Hard bargaining is probably the most recognizable type of negotiation. When most people think of hard bargaining, they picture someone slamming their fist on the table making ultimatums and demands. Hard bargaining tactics are often described as threats, extreme demands, or even unethical behavior, which is used to gain the upper hand in a negotiation. While there is some truth to this description, hard bargaining tactics do not always involve betrayal and harsh antics. The truth is, hard bargaining tactics do involve a battle of the wills and it usually emphasizes results. Hard negotiators are typically unwilling to concede, focusing solely on their position. That said, there is still a time and place when hard bargaining tactics can be useful.
When to Use Hard Bargaining Tactics
The outcome of a negotiation is largely determined by the negotiator’s tactics. Different approaches will yield different results. Here are a few instances where hard bargaining tactics can be necessary.
- When you absolutely MUST get your desired outcome
If you are negotiating a deal that you know will only go through if your demands are met, you might need to employ hard bargaining tactics. For example, if you know you will only take the job if you get X amount for your salary, you might be willing to negotiate with hard tactics. You can let the manager know that you MUST get your desired salary or you will have to pass on the job.
- When you know you will never have to deal with the other party again
A great example is when you go to purchase a car. You are likely to haggle on the price and make demands or ultimatums because ultimately you,as the customer, have the upper hand.
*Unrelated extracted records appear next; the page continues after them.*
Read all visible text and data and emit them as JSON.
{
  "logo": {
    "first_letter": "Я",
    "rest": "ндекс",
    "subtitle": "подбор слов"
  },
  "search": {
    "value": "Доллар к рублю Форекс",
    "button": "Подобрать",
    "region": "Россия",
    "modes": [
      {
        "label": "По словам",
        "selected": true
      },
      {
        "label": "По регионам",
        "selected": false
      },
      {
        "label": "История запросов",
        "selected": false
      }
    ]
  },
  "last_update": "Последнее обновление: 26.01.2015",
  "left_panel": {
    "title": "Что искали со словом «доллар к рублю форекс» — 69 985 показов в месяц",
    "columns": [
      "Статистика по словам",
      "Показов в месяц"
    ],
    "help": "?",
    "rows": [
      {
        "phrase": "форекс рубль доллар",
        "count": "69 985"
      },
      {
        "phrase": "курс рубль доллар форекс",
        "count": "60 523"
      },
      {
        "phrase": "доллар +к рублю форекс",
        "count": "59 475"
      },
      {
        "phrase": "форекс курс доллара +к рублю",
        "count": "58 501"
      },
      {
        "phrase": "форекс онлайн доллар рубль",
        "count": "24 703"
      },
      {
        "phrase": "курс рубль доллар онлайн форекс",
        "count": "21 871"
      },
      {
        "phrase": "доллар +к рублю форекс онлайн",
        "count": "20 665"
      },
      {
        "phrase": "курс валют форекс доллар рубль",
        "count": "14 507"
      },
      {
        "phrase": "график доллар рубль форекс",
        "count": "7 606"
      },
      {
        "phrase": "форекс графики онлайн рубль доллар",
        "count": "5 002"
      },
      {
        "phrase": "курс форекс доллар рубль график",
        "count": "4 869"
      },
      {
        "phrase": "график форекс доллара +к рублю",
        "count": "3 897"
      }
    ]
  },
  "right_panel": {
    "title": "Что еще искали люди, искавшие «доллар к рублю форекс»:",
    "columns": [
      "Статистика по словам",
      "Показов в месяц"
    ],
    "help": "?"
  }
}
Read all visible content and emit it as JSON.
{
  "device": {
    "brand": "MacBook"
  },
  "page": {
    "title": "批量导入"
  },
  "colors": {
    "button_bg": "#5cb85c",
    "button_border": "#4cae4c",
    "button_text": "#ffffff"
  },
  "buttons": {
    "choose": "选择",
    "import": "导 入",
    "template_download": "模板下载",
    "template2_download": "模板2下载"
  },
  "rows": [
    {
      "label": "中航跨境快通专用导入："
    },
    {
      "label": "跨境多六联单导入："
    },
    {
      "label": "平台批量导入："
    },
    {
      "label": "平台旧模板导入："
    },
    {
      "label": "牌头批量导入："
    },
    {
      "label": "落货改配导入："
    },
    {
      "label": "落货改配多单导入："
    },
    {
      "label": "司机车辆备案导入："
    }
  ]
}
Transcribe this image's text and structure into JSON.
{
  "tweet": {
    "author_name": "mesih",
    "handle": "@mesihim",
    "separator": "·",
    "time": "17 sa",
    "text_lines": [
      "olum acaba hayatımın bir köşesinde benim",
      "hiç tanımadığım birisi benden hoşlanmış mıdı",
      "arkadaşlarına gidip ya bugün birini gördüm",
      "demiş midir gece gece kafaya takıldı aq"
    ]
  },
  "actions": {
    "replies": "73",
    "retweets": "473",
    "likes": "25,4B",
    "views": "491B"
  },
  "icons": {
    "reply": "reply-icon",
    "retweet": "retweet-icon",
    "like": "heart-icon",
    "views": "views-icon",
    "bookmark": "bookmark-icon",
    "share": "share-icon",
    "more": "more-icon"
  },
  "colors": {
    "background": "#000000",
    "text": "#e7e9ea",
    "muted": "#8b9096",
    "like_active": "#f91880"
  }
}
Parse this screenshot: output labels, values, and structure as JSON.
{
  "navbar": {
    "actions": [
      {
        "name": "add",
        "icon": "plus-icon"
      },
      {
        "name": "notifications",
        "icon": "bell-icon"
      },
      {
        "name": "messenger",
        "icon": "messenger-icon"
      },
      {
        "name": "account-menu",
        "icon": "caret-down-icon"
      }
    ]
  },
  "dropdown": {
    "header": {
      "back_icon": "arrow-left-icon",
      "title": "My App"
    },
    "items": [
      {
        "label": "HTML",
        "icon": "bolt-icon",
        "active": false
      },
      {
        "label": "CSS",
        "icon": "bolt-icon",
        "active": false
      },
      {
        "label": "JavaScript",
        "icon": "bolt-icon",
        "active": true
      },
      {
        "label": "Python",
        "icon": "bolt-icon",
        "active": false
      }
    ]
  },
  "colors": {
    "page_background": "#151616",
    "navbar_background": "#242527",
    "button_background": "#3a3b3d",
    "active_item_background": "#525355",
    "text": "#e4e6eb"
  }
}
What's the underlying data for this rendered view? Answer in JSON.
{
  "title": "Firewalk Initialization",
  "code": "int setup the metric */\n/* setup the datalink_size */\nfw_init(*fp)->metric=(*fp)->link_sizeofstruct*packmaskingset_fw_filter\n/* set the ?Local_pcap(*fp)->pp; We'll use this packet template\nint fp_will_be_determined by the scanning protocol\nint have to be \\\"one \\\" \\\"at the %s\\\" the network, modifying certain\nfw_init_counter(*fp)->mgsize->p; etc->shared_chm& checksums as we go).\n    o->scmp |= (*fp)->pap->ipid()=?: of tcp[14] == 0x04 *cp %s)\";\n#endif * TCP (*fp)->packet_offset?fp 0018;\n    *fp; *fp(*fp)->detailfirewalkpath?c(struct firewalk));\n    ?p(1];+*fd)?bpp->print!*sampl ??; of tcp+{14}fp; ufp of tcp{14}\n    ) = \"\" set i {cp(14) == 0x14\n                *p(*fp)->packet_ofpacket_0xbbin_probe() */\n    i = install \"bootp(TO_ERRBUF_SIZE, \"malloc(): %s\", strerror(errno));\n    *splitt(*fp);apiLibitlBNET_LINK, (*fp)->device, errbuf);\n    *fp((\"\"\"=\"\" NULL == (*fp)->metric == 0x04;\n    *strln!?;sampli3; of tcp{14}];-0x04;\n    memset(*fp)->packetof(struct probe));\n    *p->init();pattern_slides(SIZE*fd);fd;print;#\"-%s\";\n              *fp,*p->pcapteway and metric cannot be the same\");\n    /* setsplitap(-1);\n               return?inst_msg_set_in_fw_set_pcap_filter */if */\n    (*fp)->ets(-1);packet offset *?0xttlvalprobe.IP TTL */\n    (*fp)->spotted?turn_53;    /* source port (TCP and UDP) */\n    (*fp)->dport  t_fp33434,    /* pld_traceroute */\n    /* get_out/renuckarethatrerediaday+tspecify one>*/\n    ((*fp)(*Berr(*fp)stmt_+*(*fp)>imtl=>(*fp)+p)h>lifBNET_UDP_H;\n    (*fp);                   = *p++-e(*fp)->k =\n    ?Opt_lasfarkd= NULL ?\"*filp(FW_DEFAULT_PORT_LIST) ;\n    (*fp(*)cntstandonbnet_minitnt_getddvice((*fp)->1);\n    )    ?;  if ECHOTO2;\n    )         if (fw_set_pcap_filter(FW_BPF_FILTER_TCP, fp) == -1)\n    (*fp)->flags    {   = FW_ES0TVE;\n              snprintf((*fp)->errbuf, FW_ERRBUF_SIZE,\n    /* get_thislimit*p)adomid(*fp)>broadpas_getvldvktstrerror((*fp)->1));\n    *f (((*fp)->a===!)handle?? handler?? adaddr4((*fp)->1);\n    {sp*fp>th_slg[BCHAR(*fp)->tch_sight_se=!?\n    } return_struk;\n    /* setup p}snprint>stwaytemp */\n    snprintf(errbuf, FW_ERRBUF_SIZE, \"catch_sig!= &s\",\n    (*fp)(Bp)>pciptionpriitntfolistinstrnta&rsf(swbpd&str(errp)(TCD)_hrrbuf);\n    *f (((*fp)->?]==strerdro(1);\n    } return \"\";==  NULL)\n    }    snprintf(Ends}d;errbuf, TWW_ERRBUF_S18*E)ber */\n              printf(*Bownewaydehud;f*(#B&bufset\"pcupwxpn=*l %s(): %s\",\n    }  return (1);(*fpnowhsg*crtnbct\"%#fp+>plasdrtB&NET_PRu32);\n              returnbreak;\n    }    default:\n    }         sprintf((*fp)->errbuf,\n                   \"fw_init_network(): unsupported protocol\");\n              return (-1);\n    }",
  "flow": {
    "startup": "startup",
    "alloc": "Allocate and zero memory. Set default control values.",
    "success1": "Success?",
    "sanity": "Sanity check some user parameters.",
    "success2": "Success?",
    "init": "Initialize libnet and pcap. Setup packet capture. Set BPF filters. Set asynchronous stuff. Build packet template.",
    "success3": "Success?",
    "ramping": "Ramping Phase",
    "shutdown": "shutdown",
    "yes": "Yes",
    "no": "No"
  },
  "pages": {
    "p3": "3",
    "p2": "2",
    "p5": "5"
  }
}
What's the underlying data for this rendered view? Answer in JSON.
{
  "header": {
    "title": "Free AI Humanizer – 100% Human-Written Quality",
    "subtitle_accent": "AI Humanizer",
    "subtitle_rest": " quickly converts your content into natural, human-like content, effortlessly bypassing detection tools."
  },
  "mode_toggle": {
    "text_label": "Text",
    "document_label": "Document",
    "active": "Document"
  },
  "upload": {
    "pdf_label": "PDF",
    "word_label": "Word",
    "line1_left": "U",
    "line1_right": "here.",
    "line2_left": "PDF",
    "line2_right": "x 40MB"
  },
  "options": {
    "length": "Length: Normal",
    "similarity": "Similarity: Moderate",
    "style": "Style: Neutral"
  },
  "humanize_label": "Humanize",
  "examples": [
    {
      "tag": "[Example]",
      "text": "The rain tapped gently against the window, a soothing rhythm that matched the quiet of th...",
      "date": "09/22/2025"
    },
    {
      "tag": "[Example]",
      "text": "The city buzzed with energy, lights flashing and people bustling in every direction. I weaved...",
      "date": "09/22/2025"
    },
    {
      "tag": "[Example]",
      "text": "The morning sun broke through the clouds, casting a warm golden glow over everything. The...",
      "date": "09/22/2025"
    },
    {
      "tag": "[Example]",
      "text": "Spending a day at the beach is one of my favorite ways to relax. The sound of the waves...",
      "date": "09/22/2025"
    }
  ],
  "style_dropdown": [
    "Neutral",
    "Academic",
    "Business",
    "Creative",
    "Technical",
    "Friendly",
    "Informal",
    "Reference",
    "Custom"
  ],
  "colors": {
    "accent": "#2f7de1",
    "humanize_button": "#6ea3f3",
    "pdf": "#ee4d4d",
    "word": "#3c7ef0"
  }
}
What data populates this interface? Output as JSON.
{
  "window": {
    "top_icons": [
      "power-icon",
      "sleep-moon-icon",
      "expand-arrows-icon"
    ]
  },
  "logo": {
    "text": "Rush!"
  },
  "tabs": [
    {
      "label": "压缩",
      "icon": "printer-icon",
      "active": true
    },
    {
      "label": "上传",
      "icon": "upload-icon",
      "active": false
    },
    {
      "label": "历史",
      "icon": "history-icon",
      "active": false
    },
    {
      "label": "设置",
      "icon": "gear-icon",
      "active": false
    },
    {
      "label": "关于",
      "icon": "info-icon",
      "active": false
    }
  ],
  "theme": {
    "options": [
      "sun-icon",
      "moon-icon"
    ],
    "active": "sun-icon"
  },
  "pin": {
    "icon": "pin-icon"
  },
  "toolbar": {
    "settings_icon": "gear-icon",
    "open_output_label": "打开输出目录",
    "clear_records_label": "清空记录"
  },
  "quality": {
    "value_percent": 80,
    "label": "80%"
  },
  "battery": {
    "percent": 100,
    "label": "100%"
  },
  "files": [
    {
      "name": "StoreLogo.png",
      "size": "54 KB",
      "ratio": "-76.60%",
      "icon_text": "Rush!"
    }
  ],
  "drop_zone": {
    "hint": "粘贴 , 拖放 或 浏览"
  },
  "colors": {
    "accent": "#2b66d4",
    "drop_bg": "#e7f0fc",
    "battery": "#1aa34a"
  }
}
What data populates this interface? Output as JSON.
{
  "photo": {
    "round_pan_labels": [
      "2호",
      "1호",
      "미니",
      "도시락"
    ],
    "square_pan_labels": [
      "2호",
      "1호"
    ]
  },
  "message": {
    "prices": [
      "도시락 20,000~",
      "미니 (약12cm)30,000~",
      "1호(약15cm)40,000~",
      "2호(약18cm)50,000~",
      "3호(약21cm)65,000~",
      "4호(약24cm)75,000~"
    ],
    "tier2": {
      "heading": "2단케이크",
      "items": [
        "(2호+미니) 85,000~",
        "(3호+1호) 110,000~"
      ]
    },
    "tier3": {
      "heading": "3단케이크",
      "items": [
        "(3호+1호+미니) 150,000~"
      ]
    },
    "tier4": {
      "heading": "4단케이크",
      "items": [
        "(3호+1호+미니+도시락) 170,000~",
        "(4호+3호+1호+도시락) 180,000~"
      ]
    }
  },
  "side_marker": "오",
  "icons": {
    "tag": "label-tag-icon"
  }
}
You are willing to walk away but the car dealer certainly doesn’t want to lose the sale. Given that you will likely never have to deal with the car salesman again, you might do better to employ hard bargaining tactics.
- When you are negotiating with a soft negotiator
Soft negotiators are often steamrolled by hard negotiators. They are more likely to cave and give ground in an effort to preserve good will. These negotiations almost always end in a win for the hard negotiator.